Именно тот факт, что достигнутый Ворониным и Россией компромисс вокруг Приднестровья (в «меморандуме Козака»[6]) не оставлял места для атлантического контроля и, напротив, сохранял в регионе присутствие России, и стал причиной произведённой с Ворониным «перемены» и его отказа от приднестровского урегулирования.

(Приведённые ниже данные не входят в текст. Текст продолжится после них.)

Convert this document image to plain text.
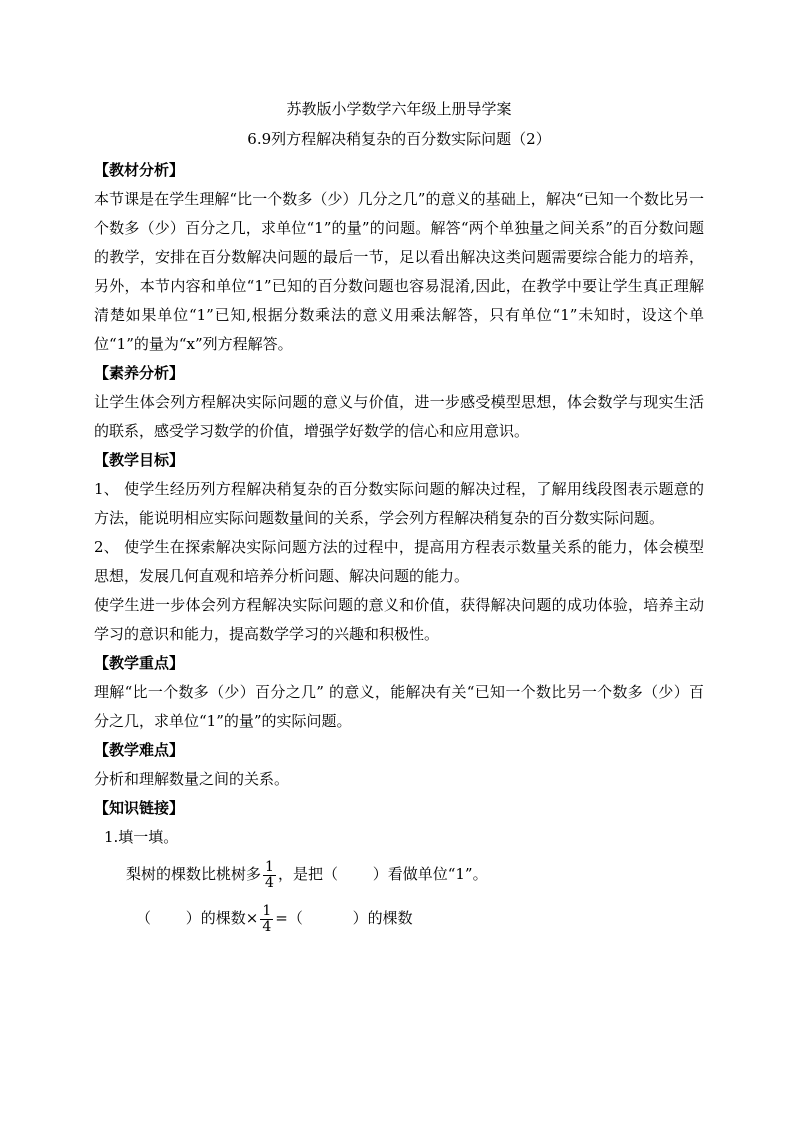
苏教版小学数学六年级上册导学案
6.9列方程解决稍复杂的百分数实际问题（2）
【教材分析】

本节课是在学生理解“比一个数多（少）几分之几”的意义的基础上，解决“已知一个数比另一个数多（少）百分之几，求单位“1”的量”的问题。解答“两个单独量之间关系”的百分数问题的教学，安排在百分数解决问题的最后一节，足以看出解决这类问题需要综合能力的培养，另外，本节内容和单位“1”已知的百分数问题也容易混淆,因此，在教学中要让学生真正理解清楚如果单位“1”已知,根据分数乘法的意义用乘法解答，只有单位“1”未知时，设这个单位“1”的量为“x”列方程解答。

【素养分析】

让学生体会列方程解决实际问题的意义与价值，进一步感受模型思想，体会数学与现实生活的联系，感受学习数学的价值，增强学好数学的信心和应用意识。

【教学目标】

1、 使学生经历列方程解决稍复杂的百分数实际问题的解决过程，了解用线段图表示题意的方法，能说明相应实际问题数量间的关系，学会列方程解决稍复杂的百分数实际问题。

2、 使学生在探索解决实际问题方法的过程中，提高用方程表示数量关系的能力，体会模型思想，发展几何直观和培养分析问题、解决问题的能力。

使学生进一步体会列方程解决实际问题的意义和价值，获得解决问题的成功体验，培养主动学习的意识和能力，提高数学学习的兴趣和积极性。

【教学重点】

理解“比一个数多（少）百分之几” 的意义，能解决有关“已知一个数比另一个数多（少）百分之几，求单位“1”的量”的实际问题。

【教学难点】

分析和理解数量之间的关系。

【知识链接】

1.填一填。

梨树的棵数比桃树多 $\frac{1}{4}$ ，是把（　　 ）看做单位“1”。
（　　 ）的棵数× $\frac{1}{4}$ =（　　　 ）的棵数
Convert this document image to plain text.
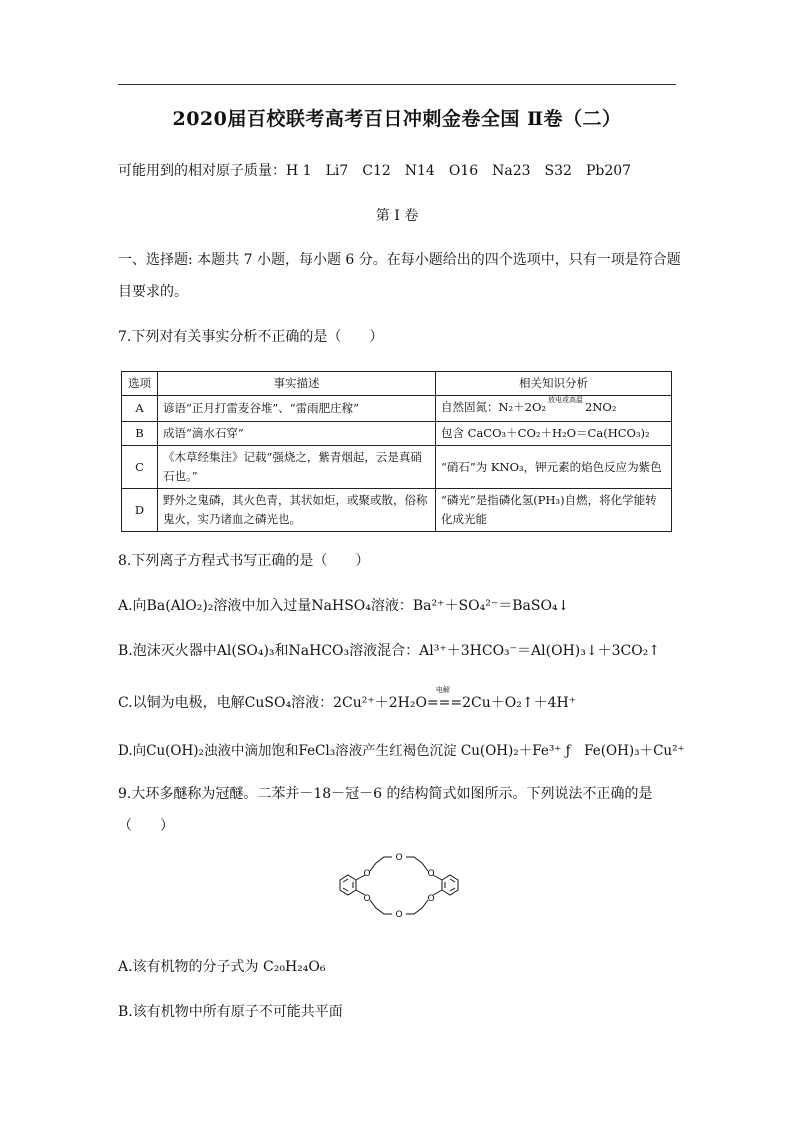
2020届百校联考高考百日冲刺金卷全国 Ⅱ卷（二）
可能用到的相对原子质量：H 1　Li7　C12　N14　O16　Na23　S32　Pb207
第 I 卷
一、选择题: 本题共 7 小题，每小题 6 分。在每小题给出的四个选项中，只有一项是符合题
目要求的。
7.下列对有关事实分析不正确的是（　　）
选项	事实描述	相关知识分析
A	谚语“正月打雷麦谷堆”、“雷雨肥庄稼”	自然固氮：N₂＋2O₂ $^{放电或高温}$ 2NO₂
B	成语“滴水石穿”	包含 CaCO₃＋CO₂＋H₂O＝Ca(HCO₃)₂
C	《木草经集注》记载“强烧之，紫青烟起，云是真硝石也。”	“硝石”为 KNO₃，钾元素的焰色反应为紫色
D	野外之鬼磷，其火色青，其状如炬，或聚或散，俗称鬼火，实乃诸血之磷光也。	“磷光”是指磷化氢(PH₃)自燃，将化学能转化成光能
8.下列离子方程式书写正确的是（　　）
A.向Ba(AlO₂)₂溶液中加入过量NaHSO₄溶液：Ba²⁺＋SO₄²⁻＝BaSO₄↓
B.泡沫灭火器中Al(SO₄)₃和NaHCO₃溶液混合：Al³⁺＋3HCO₃⁻＝Al(OH)₃↓＋3CO₂↑
C.以铜为电极，电解CuSO₄溶液：2Cu²⁺＋2H₂O
电解
===2Cu＋O₂↑＋4H⁺
D.向Cu(OH)₂浊液中滴加饱和FeCl₃溶液产生红褐色沉淀 Cu(OH)₂＋Fe³⁺ ƒ　Fe(OH)₃＋Cu²⁺
9.大环多醚称为冠醚。二苯并－18－冠－6 的结构简式如图所示。下列说法不正确的是
（　　）
O
O
O
O
O
O
A.该有机物的分子式为 C₂₀H₂₄O₆
B.该有机物中所有原子不可能共平面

Но на пике политического могущества США контроль всё чаще оказывался неэффективным и становился своей противоположностью — вовлечённостью в нестабильность. Перед глазами сценаристов косовской независимости вырос тупик неизлечимой нестабильности в Афганистане и Ираке, спровоцированной США. Теперь США согласны на любую находящуюся под их контролем «стабильность», даже такую, как в Косово, способную сдетонировать уже не там, на Среднем Востоке, а здесь, в Европе. Очевидная неспособность США к эффективной оккупации «врагов свободы» и двусмысленные успехи США на территориях «образцов демократии» (Украина, Грузия) толкают их на сделку с любым режимом, который — безотносительно верности демократии — станет политическим союзником США, санкционирует их военное присутствие и, если необходимо, выдаст мандат на урегулирование. Здесь США с готовностью воспользуются «косовским прецедентом», потому что главное его условие — контроль.

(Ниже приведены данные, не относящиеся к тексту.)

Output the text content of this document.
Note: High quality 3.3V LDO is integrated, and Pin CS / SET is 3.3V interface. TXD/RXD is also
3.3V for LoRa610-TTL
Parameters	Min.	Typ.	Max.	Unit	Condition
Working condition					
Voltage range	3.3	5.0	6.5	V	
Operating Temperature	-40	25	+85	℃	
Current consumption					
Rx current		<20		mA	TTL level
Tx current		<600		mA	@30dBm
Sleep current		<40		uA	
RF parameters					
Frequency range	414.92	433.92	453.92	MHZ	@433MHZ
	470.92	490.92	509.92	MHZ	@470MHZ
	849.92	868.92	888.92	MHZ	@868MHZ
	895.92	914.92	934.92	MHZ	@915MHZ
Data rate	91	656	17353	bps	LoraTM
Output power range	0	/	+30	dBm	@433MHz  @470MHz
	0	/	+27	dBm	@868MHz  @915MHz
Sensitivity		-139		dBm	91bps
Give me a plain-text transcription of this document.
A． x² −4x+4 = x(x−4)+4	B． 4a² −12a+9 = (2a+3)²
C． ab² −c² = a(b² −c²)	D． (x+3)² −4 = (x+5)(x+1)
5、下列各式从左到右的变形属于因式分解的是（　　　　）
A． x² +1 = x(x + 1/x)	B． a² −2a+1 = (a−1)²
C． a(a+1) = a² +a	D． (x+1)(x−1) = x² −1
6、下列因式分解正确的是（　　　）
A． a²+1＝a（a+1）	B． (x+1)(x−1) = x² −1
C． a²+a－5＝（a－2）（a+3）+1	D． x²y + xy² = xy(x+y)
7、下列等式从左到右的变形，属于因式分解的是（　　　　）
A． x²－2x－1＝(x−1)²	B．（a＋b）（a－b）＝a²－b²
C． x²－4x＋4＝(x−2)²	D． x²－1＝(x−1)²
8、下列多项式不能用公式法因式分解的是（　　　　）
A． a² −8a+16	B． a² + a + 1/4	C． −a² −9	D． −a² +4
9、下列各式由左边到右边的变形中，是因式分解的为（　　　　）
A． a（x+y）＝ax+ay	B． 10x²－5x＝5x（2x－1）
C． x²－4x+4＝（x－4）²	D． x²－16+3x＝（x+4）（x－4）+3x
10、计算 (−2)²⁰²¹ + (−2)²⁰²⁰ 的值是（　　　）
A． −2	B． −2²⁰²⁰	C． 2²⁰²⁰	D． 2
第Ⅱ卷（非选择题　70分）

Прецедент-2004: легитимацияВ начале 2004 года, когда «косовский прецедент» 1999 года на время затмился серией «цветных революций», проходивших свою кульминацию, а политический смысл и региональное предназначение президентства Михаила Саакашвили были ещё не всем ясны, первый заместитель главы МИД России Вячеслав Трубников предложил формулу урегулирования конфликтов на территории б. СССР («меморандум Козака» по Приднестровью только что был отвергнут Молдавией).
Формула являла собой предельно компромиссную попытку рассматривать конфликты в б. СССР вне косовского контекста, а перспективы их урегулирования находить в рамках «уникальных» обстоятельств и намерений метрополий. Грузии Трубников говорил: «Новому руководству Грузии нужно находить общий язык и с Абхазией, и с Южной Осетией, и с Аджарией, потому что в последние годы, собственно говоря, власть в Грузии за пределы Тбилиси не распространялась. Надо восстанавливать страну».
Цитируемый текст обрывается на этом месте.